Soy is a fantastic source of protein in a plant-based diet. It is high in amino acids and has an advantage over other plant-based proteins as it contains a complete amino acid profile, making it the only plant protein which is nutritionally comparable to animal proteins. Norvia Nutrition products contain soy protein isolate which is the purest type of soy protein, supplying all amino acids including the nine essential amino acids which people need to consume through their diet.

5.  What are the benefits of soy in comparison to other plant-based protein sources?

The Cleveland Clinic states the following about the health benefits of soy:

  • Eating soy is a great way to increase your plant protein. Research indicates that including more plant protein in your diet has clear cardiovascular benefits, such as lowering blood pressure.
  • Soy foods are naturally cholesterol-free and low in saturated fat.
  • Animal protein foods high in saturated fat and cholesterol increase your risk of developing cardiovascular disease, and substituting them with soy a few times each week can help cut saturated fats and reduce your overall risk for disease.
  • Eating soy-based foods is a great way to boost your fiber intake. Fiber promotes a healthy gastrointestinal system, reduces cholesterol, and is associated with a reduced risk of developing cardiovascular disease.
  • Soy foods are a good source of polyunsaturated fat. Polyunsaturated fats have a number of heart health benefits, such as lowering cholesterol. Choosing minimally processed soy foods will help you benefit from these heart-friendly fats.
  • Soy foods contain omega-3 fats, essential polyunsaturated fats. Omega-3 fats are linked to a lower risk of cardiovascular disease.
  • Soy foods are a great source of vitamins and minerals. B-vitamins, iron, zinc and an array of antioxidants round out the nutritional qualities of soy.
  • Soy foods are a good source of phytochemicals. The phytochemicals in soy are called isoflavones. Isoflavones are currently being studied for their role in preventing postmenopausal bone loss and certain cancers.

6.  What are the most important vitamins and minerals to consume on a plant-based diet and where can you get them?
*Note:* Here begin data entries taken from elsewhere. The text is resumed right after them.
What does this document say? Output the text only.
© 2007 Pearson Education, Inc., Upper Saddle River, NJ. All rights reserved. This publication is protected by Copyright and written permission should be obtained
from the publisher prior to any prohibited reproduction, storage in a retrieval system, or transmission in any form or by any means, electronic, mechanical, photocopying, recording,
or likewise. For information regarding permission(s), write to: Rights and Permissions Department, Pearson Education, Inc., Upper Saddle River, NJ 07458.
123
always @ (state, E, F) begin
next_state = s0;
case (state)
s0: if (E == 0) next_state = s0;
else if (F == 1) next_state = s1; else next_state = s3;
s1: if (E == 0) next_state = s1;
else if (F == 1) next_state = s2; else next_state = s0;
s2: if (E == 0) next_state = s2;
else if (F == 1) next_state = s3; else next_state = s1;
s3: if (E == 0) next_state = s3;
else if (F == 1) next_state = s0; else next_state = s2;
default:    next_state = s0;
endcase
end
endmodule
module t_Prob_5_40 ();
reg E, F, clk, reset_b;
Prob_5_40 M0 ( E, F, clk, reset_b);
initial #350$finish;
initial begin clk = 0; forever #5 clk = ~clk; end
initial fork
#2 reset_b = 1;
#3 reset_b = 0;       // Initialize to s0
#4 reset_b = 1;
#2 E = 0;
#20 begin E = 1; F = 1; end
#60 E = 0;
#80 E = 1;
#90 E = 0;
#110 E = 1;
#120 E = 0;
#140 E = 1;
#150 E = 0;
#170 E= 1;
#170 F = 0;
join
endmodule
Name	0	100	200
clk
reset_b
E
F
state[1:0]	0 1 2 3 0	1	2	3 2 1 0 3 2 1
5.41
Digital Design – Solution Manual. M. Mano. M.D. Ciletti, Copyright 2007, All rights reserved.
Vitamin B12, calcium and vitamin D are essential for vegetarians or those on a plant-based diet. Norvia Nutrition products are enriched with these nutrients and more to create a nutritionally complete formula.

7.  What is the best way to meal plan on a plant-based diet?

On a plant based diet, it is important to include a variety of various plant foods, so that recommended intake of all essential nutrients are provided.

8.  Which foods are healthy meat alternatives?

Healthy meat alternatives are:

  1. Tempeh
  2. Jackfruit
  3. Natto
  4. Lentils
  5. Mushrooms
  6. Nuts and Seeds
  7. Beans and Legumes

9.  What’s the difference between a plant-based diet and being vegan?

Plant-based eating isn’t just about the addition of whole, plant foods such as fruits, veggies, legumes, grains, nuts and seeds, but also the elimination of all animal products, including meat, fish, eggs, dairy, gelatine and other animal by-products from one’s diet. Due to the elimination of animal products in a plant-based diet, it’s easy to see why one may consider plant-based diets to be the same as vegan.

When it comes to food, “plant-based” refers to whole, plant foods and not just foods considered to be “vegan”. For example, French fries or Oreos are in essence vegan, but are not considered to be “plant-based” as neither product resembles that of their original plant form. A “plant-based” meal may by definition be vegan, but a person who follows a plant-based diet is not necessarily a vegan, since they consume only plant-based products but choose to wear or use products in everyday life that are derived from animal products. This includes materials such as leather, silk, wool and lanolin that you can find in products such as clothes, shoes, accessories, makeup and beauty products which vegans will not use.